Vous n'avez pas à vous excuser, monsieur!

Je ne m'excuse pas, bon Dieu, mais, eh bien, je sais que ce n'est qu'un tas de sornettes, mais c'est fascinant de connaître les faits et gestes de ces gens. Ils ne valent pas grand-chose, beaucoup trop d'argent, mais il faut avouer qu'ils ne sont pas monotones.

Oui, il faut l'avouer.

Tandis que le taxi redémarrait enfin, Blade examina sournoisement J. Il était à la tête du MI 6, la plus grande organisation de contre- espionnage d'Angleterre. Il n'y avait sûrement rien de monotone là-dedans, sauf pour J, peut- être. Depuis la création de l'ordinateur, J dirigeait aussi le MI 6 A, le bureau de haute sécurité destiné à préserver le secret de la Dimension X. Et pourtant il lisait les potins pour meubler son ennui. Ou plutôt, sans doute, pour soulager sa tension, pour oublier un peu ses terribles responsabilités.

Blade secoua la tête. Le monde était fou.

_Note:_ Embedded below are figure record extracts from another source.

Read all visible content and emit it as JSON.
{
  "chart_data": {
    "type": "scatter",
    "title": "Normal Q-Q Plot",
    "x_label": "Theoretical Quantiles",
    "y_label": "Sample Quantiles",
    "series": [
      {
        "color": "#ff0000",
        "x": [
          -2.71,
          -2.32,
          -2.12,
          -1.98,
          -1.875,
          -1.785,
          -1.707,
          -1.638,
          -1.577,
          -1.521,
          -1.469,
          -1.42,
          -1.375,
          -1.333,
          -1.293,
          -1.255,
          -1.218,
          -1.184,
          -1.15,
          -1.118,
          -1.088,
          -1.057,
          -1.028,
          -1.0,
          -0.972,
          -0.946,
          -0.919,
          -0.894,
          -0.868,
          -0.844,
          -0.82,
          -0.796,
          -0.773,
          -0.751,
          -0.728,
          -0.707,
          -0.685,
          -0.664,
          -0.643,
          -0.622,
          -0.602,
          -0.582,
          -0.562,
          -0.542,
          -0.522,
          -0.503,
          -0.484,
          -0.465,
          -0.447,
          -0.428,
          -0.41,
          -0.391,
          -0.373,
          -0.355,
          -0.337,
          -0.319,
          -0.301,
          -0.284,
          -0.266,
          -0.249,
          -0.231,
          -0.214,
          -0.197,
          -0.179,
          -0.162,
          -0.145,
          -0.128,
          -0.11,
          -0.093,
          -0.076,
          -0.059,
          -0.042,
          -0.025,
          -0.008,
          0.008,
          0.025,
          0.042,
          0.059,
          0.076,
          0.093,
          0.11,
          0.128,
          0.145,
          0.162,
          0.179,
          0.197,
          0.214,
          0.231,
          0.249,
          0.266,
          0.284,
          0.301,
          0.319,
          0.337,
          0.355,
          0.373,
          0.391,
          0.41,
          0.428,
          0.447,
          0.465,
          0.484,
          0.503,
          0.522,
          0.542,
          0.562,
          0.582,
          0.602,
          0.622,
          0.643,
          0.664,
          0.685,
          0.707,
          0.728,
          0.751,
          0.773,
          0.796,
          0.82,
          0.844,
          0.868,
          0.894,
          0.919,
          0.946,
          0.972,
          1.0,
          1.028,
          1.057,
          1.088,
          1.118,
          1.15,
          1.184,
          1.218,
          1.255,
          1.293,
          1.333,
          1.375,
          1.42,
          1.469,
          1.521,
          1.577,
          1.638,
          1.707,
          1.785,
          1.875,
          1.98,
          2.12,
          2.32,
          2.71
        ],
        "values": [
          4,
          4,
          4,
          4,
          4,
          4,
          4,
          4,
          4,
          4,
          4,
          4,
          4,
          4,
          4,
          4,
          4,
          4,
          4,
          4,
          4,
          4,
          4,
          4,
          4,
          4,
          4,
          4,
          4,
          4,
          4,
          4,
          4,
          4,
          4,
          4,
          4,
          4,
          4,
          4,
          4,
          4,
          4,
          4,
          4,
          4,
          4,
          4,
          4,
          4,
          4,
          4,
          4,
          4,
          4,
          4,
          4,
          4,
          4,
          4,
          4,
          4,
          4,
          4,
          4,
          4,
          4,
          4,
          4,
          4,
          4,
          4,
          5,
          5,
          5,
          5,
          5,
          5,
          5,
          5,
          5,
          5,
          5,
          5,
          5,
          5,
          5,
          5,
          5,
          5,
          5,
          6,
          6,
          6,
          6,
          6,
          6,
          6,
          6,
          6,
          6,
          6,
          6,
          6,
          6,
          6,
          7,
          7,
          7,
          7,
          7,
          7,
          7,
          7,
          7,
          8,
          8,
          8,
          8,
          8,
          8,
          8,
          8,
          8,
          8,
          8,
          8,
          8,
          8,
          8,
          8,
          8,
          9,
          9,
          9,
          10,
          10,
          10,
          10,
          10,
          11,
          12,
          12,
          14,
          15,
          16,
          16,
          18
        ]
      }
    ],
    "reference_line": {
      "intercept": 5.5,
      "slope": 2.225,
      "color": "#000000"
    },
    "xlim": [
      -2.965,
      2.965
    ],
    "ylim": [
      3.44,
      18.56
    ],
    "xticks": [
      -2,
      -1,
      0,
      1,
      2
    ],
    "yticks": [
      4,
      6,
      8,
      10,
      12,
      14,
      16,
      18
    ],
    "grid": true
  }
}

Le taxi s'arrêta près de la Tour historique, et J régla la course en grommelant :

Je ne sais pas ce que je pourrai dire de plausible à Lord L. Il ne croira pas aux embouteillages. Il ne quitte son laboratoire qu'une ou deux fois par an, et encore dans une limousine officielle pour aller voir le Premier ministre.

Je suis sûr qu'il nous pardonnera, chef. Voilà notre escorte.

Les solides agents de la Branche spéciale qui les attendaient pour les escorter dans les souterrains de la Tour étaient des nouveaux. J y tenait. Ces hommes venaient de l'extérieur, ils n'étaient jamais admis dans le sanctuaire récemment creusé dans le roc sous la Tour. Ils n'effectuaient cette mission qu'une fois, et ils étaient ensuite liés à jamais par le secret professionnel.

J et Blade les suivirent dans un long tunnel, traversèrent le labyrinthe familier de salles souterraines et arrivèrent devant la porte en bronze d'un ascenseur. Un agent appuya sur un bouton et ils attendirent. Bientôt, un murmure hydraulique se fit entendre.

Un des agents, aux épaules presque aussi larges que celles de Blade, dit à J :

Sa Seigneurie nous a téléphoné plusieurs fois, monsieur. Pour demander après vous. Il croyait que vous vous étiez perdus dans la Tour.

J hocha la tête en grognant. Un instant plus tard la cabine arriva. J y entra avec Blade. Il avait maintenant la permission de l'accompagner jusqu'à la salle du grand ordinateur, un privilège qu'il avait eu du mal à obtenir. Lord Leighton était un tyran dans son domaine. Certains, d'ailleurs, estimaient que le vieux savant était un tyran dans tous les domaines.